Desai attributes rising trends of sexual depravity to the combined influence of mass media and the cult of masculinity.
“The perpetrators present a mix of overall sexual frustration, influence of mass media and pornography. Underlying all this is the gender stereotype issue. The Carl Jung theory of collective cultural unconscious comes into play. Jung spoke of how most cultures have a collective unconscious driven by notions of masculinity and subjugation of women. These two elements sit at the heart of all violence against women,” explains Desai.
Bottom line: A change of mindset is critical to halt this culture of rape, and it must start from every home.
CRIME AGAINST WOMEN
- Total number of crimes against women remained almost stagnant at 3.39 lakh in 2014, 3.29 lakh in 2015 and 3.38 lakh in 2016.
- Proportion of rapes in total crimes against women hovered between 10 and 11.5 per cent of all crimes against women through 2014 to 2016.
- Registered rape cases rose after the Nirbhaya case: 23,459 in 2012; 33,707 in 2013; 38,947 in 2016 and 32,559 in 2017.
- Experts attribute the rising number of cases to better reporting and awareness.
- In more than 90 per cent of all rape cases, the perpetrators were known to the victims.
- The highest number of registered rape cases are reported from Uttar Pradesh, Madhya Pradesh, and Maharashtra.
AGE OF SEXUAL CONSENT
Age of sexual consent in India was 10 years at the time of enactment of the IPC in 1860. It moved up to 12 years in 1891, 14 years in 1925, 16 years in 1940 and 18 years with the enactment of the Protection of Children from Sexual Offences Act 2012. The IPC adopted this increase in 2013. The age of sexual consent in India is now on a par with the minimum age of marriage for girls — 18 years.
Rape: Section 376 (1) IPC: Defined as non-consensual penetration of a woman’s vagina, mouth, urethra or anus with a penis or other body parts or objects. Rigorous imprisonment for seven years up to life plus fine on first offence and RI for life, plus fine or death on subsequent offence.

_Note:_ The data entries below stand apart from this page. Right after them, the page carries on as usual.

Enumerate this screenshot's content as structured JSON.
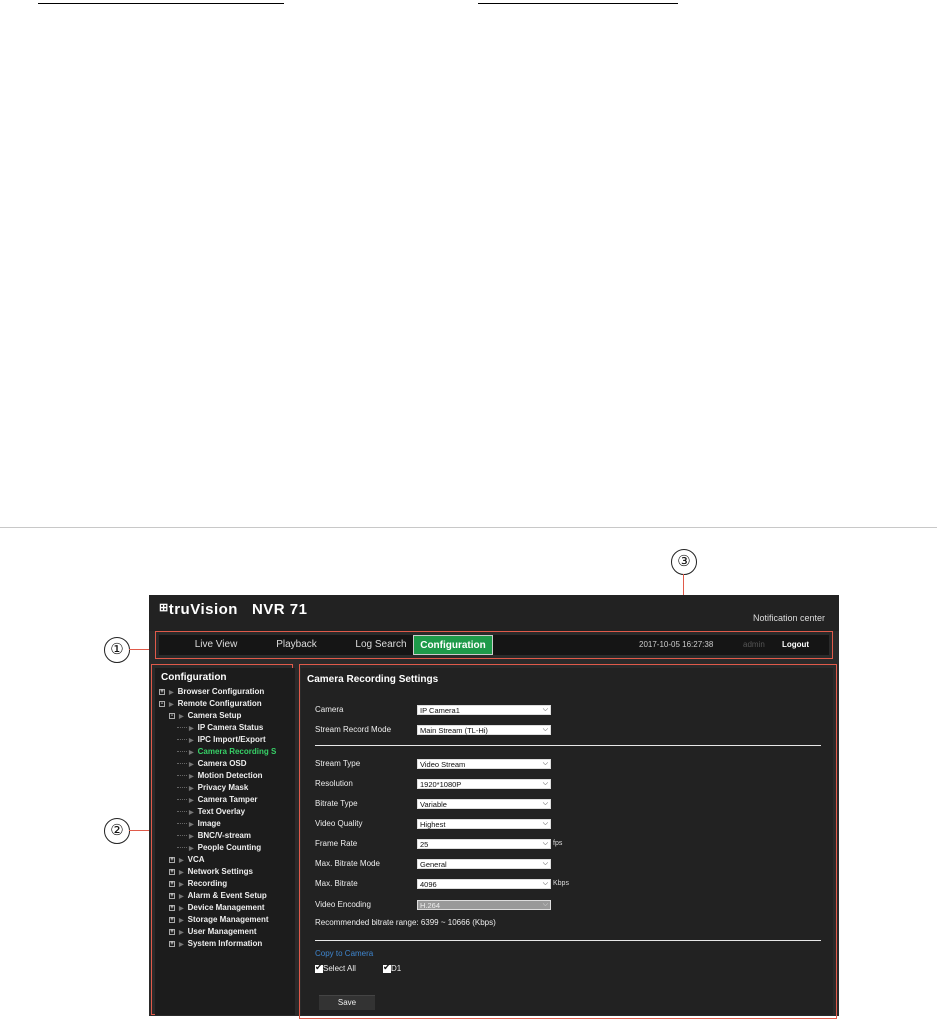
{
  "callouts": [
    "①",
    "②",
    "③"
  ],
  "app": {
    "logo": "truVision",
    "model": "NVR 71",
    "notification": "Notification center"
  },
  "nav": {
    "items": [
      "Live View",
      "Playback",
      "Log Search",
      "Configuration"
    ],
    "active": "Configuration",
    "datetime": "2017-10-05 16:27:38",
    "user": "admin",
    "logout": "Logout"
  },
  "sidebar": {
    "title": "Configuration",
    "items": [
      {
        "label": "Browser Configuration",
        "level": 0,
        "toggle": "+"
      },
      {
        "label": "Remote Configuration",
        "level": 0,
        "toggle": "-"
      },
      {
        "label": "Camera Setup",
        "level": 1,
        "toggle": "-"
      },
      {
        "label": "IP Camera Status",
        "level": 2
      },
      {
        "label": "IPC Import/Export",
        "level": 2
      },
      {
        "label": "Camera Recording S",
        "level": 2,
        "active": true
      },
      {
        "label": "Camera OSD",
        "level": 2
      },
      {
        "label": "Motion Detection",
        "level": 2
      },
      {
        "label": "Privacy Mask",
        "level": 2
      },
      {
        "label": "Camera Tamper",
        "level": 2
      },
      {
        "label": "Text Overlay",
        "level": 2
      },
      {
        "label": "Image",
        "level": 2
      },
      {
        "label": "BNC/V-stream",
        "level": 2
      },
      {
        "label": "People Counting",
        "level": 2
      },
      {
        "label": "VCA",
        "level": 1,
        "toggle": "+"
      },
      {
        "label": "Network Settings",
        "level": 1,
        "toggle": "+"
      },
      {
        "label": "Recording",
        "level": 1,
        "toggle": "+"
      },
      {
        "label": "Alarm & Event Setup",
        "level": 1,
        "toggle": "+"
      },
      {
        "label": "Device Management",
        "level": 1,
        "toggle": "+"
      },
      {
        "label": "Storage Management",
        "level": 1,
        "toggle": "+"
      },
      {
        "label": "User Management",
        "level": 1,
        "toggle": "+"
      },
      {
        "label": "System Information",
        "level": 1,
        "toggle": "+"
      }
    ]
  },
  "content": {
    "title": "Camera Recording Settings",
    "camera": {
      "label": "Camera",
      "value": "IP Camera1"
    },
    "stream_record_mode": {
      "label": "Stream Record Mode",
      "value": "Main Stream (TL-Hi)"
    },
    "stream_type": {
      "label": "Stream Type",
      "value": "Video Stream"
    },
    "resolution": {
      "label": "Resolution",
      "value": "1920*1080P"
    },
    "bitrate_type": {
      "label": "Bitrate Type",
      "value": "Variable"
    },
    "video_quality": {
      "label": "Video Quality",
      "value": "Highest"
    },
    "frame_rate": {
      "label": "Frame Rate",
      "value": "25",
      "unit": "fps"
    },
    "max_bitrate_mode": {
      "label": "Max. Bitrate Mode",
      "value": "General"
    },
    "max_bitrate": {
      "label": "Max. Bitrate",
      "value": "4096",
      "unit": "Kbps"
    },
    "video_encoding": {
      "label": "Video Encoding",
      "value": "H.264"
    },
    "recommended": "Recommended bitrate range: 6399 ~ 10666 (Kbps)",
    "copy_to_camera": "Copy to Camera",
    "select_all": "Select All",
    "d1": "D1",
    "save": "Save"
  },
  "colors": {
    "accent": "#1e9a4a",
    "active_tree": "#37d067",
    "link": "#3f86cf",
    "callout_line": "#e05a4a"
  }
}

Aggravated rape (Section 376 (2) IPC): Custodial rape or rape by people in positions of power and authority over a victim such as by a teacher, a prison warden, a cop or a guardian is punishable with RI for 10 years up to life without parole plus fine on first offence and RI for life plus fine or death on second offence.
Gang rape (Section 376D IPC): Punishable with RI for 20 years without parole on first offence and rigorous imprisonment for life or death for subsequent offence; fine amount to be given to victim.
Rape resulting in death of victim of her vegetative state: First offence punishable with RI for 20 years without parole and fine or death and later offence with RI for life plus fine or death.
Exception to rape: Marital rape is not recognised under the Indian law. Exception to rape definition states that consent is irrelevant for sexual intercourse by a husband with his wife if the wife is above 15 years of age.